Drinking and the Holidays
When I saw the headline, I had a feeling I knew what the article would say. The Medpage Today article was titled: “Relatives, Alcohol, Knives, and Other ED [Emergency Department] Thanksgiving Tales.” I was right; it warned readers about holiday merriment when drinking is involved. “People need to minimize their alcohol consumption. But if they don’t, stay away from relatives and carving knives,” if offered.
Articles like this start appearing around Thanksgiving each year. At a minimum, it certainly doesn’t hurt to remind people of the dangers of drinking and driving at a time when people may imbibe more (especially people with a problem). Besides parties with family and friends, there are those holiday office parties, too.
Also, college students returning home for the break and congregating in bars can be a real concern. Here’s an article (“Home for the Holiday, Time to Party”) on this yearly ritual from the Wall Street Journal. The paper referred to these events as “the alcohol-fueled get-together[s] of the old high-school crowd.” Of course you think about the drive home and hope the young drivers don’t get behind the wheel.

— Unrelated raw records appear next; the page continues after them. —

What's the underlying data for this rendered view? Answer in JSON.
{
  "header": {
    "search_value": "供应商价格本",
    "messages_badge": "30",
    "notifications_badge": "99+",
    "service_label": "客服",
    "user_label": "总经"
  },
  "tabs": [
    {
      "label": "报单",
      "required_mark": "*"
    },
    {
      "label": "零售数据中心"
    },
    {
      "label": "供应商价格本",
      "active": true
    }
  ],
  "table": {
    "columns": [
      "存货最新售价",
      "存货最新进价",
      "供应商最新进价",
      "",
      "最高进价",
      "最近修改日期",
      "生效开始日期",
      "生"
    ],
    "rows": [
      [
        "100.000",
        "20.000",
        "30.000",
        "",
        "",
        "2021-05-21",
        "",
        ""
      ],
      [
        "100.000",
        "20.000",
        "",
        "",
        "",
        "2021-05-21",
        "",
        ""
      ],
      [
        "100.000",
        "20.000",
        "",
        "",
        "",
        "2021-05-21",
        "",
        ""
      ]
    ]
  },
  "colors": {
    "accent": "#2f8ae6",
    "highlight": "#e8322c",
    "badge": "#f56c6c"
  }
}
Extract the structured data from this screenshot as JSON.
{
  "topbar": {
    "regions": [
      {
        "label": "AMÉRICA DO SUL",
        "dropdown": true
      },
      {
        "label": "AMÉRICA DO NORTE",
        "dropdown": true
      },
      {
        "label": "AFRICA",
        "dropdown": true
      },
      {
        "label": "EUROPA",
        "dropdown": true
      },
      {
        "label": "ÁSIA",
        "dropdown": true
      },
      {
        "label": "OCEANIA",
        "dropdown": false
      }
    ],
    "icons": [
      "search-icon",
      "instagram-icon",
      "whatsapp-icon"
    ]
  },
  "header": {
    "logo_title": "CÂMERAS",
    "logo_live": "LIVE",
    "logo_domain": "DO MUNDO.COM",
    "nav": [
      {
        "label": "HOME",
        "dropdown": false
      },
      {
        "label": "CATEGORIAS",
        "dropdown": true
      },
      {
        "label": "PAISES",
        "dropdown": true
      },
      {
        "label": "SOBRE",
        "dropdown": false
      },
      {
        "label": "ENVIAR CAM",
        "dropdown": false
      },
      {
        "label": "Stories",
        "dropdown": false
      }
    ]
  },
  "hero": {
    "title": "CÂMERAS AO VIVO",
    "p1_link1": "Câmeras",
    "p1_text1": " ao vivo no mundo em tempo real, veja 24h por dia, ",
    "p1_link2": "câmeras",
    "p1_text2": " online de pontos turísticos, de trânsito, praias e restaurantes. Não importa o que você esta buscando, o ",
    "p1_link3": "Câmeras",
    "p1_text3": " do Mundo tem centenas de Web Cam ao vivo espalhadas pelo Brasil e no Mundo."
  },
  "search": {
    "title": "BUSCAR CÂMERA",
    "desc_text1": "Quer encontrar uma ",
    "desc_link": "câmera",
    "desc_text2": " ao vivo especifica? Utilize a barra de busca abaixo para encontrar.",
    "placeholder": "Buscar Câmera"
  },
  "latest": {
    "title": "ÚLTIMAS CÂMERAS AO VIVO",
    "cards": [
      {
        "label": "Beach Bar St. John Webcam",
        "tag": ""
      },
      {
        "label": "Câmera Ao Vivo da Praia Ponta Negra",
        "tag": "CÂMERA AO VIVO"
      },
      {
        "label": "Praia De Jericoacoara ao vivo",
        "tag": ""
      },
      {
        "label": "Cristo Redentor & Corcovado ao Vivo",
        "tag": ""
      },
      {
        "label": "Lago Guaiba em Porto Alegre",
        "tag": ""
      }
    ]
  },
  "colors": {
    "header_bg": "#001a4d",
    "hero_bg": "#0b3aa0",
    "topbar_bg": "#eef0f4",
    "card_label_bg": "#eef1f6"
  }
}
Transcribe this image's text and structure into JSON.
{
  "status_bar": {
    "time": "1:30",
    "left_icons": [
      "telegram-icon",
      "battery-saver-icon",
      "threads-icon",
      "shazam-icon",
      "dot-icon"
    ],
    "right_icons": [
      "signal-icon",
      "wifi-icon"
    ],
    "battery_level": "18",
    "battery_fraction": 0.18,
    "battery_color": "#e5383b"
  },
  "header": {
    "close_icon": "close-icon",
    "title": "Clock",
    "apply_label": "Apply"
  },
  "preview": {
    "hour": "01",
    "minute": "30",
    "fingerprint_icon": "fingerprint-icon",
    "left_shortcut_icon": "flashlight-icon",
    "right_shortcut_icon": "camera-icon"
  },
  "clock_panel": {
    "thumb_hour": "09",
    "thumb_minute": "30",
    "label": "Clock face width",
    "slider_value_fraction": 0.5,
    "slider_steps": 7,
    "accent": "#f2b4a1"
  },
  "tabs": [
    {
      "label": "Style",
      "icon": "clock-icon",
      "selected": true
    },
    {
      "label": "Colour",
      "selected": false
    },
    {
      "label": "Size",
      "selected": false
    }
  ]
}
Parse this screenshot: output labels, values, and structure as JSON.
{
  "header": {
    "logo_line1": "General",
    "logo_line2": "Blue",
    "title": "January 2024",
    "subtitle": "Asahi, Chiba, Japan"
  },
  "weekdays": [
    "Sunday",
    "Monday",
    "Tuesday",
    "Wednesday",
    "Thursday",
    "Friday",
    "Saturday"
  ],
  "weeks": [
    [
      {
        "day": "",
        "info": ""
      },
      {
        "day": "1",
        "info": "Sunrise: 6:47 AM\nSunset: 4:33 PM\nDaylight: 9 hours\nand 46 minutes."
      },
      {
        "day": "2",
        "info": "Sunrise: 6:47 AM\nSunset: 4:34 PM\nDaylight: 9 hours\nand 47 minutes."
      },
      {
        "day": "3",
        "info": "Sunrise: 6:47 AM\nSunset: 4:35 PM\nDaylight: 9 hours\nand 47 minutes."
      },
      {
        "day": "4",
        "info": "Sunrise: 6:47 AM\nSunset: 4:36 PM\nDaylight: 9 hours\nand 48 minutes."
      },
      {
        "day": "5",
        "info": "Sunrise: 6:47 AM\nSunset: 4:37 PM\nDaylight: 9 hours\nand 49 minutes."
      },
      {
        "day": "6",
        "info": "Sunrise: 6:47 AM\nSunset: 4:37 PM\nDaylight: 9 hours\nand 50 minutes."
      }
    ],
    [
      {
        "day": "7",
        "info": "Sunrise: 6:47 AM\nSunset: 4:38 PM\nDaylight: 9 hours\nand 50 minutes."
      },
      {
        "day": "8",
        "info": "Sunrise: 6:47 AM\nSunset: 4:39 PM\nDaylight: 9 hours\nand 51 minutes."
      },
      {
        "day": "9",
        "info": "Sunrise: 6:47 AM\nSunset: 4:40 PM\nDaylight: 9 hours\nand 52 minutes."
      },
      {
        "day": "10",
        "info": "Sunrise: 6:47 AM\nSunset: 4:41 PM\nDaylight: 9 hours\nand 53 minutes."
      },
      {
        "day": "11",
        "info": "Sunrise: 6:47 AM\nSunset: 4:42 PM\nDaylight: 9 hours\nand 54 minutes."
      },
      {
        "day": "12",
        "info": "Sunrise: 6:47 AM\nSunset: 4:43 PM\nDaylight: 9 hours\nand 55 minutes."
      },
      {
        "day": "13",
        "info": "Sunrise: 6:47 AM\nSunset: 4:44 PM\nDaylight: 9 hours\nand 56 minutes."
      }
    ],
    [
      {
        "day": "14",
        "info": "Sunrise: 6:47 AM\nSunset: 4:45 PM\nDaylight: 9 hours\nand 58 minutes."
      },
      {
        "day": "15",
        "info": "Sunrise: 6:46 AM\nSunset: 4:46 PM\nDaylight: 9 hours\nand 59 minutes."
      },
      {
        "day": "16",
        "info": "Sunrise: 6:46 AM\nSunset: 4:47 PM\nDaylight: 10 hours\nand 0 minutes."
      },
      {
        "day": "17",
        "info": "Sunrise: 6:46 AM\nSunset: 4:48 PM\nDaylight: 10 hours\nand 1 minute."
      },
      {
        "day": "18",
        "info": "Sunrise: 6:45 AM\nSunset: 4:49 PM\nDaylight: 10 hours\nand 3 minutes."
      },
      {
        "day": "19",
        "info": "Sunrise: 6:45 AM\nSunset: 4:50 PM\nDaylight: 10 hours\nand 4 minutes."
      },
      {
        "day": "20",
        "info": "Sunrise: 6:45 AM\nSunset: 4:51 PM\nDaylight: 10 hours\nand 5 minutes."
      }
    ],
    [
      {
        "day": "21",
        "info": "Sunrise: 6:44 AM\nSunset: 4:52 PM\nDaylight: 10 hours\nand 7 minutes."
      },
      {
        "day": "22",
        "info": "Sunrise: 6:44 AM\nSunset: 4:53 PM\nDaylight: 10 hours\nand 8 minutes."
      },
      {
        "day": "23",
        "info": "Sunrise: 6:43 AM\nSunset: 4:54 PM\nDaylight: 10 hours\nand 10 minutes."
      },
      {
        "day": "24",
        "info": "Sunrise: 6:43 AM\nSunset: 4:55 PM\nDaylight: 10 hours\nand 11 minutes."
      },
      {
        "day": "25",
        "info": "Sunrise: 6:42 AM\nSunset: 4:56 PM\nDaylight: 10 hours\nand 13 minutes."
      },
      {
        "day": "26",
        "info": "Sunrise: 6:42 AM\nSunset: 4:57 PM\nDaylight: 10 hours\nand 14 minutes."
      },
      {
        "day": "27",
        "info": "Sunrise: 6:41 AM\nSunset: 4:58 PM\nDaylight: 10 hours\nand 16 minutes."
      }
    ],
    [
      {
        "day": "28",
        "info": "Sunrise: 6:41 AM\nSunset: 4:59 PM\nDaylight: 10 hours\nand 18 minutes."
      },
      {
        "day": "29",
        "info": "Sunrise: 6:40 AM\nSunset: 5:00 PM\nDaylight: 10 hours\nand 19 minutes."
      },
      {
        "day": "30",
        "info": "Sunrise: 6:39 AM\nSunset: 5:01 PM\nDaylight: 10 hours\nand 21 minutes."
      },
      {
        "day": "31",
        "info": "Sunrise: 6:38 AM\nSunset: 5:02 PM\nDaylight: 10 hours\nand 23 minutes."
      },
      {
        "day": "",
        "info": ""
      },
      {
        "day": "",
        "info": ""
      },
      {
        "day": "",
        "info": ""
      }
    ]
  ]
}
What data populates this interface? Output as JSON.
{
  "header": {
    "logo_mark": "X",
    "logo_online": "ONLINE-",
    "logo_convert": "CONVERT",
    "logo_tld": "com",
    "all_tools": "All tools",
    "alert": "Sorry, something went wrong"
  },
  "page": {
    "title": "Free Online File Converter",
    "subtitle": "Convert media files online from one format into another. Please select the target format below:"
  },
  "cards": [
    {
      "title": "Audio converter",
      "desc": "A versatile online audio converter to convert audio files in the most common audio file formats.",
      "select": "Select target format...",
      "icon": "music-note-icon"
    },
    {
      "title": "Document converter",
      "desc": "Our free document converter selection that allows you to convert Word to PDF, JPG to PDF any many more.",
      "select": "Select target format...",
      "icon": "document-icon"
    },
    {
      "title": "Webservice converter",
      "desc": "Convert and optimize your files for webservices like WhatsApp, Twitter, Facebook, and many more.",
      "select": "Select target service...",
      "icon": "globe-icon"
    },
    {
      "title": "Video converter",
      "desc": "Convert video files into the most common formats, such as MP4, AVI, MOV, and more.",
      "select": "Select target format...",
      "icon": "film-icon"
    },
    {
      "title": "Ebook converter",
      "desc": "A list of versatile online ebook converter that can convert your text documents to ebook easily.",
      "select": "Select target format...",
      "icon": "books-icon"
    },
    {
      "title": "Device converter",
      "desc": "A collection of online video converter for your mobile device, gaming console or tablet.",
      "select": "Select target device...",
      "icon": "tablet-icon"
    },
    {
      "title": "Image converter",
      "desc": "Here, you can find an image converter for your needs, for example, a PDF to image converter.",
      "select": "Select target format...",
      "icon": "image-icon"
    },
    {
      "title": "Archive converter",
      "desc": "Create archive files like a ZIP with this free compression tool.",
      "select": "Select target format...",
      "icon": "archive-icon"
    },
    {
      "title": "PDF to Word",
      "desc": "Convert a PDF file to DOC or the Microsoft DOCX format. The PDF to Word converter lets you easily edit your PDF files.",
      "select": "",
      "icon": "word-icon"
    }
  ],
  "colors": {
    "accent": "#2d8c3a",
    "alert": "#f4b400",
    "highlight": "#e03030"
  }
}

On the other end of the scale, inebriated family members have caused heartaches, arguments, and worse during holiday get-togethers. Every family in this situation knows what I’m talking about, and families are at different places as to how they handle a family member who drinks. Some try to overlook the drinking and enjoy the holiday despite it. A number of people roll their eyes about their “Uncle Harry” whose drinking is quite obvious during the holiday celebration. Some families insist the the family member who drinks refrain from drinking, or some family members stay away if that family member is allowed to attend. Each family – and family member – has to handle it their own way.
Then there are the questions regarding family members in recovery. Do you drink around them? Do you only have non-alcoholic drinks? Do you ask them their preferences? It’s not always easy to know what to do.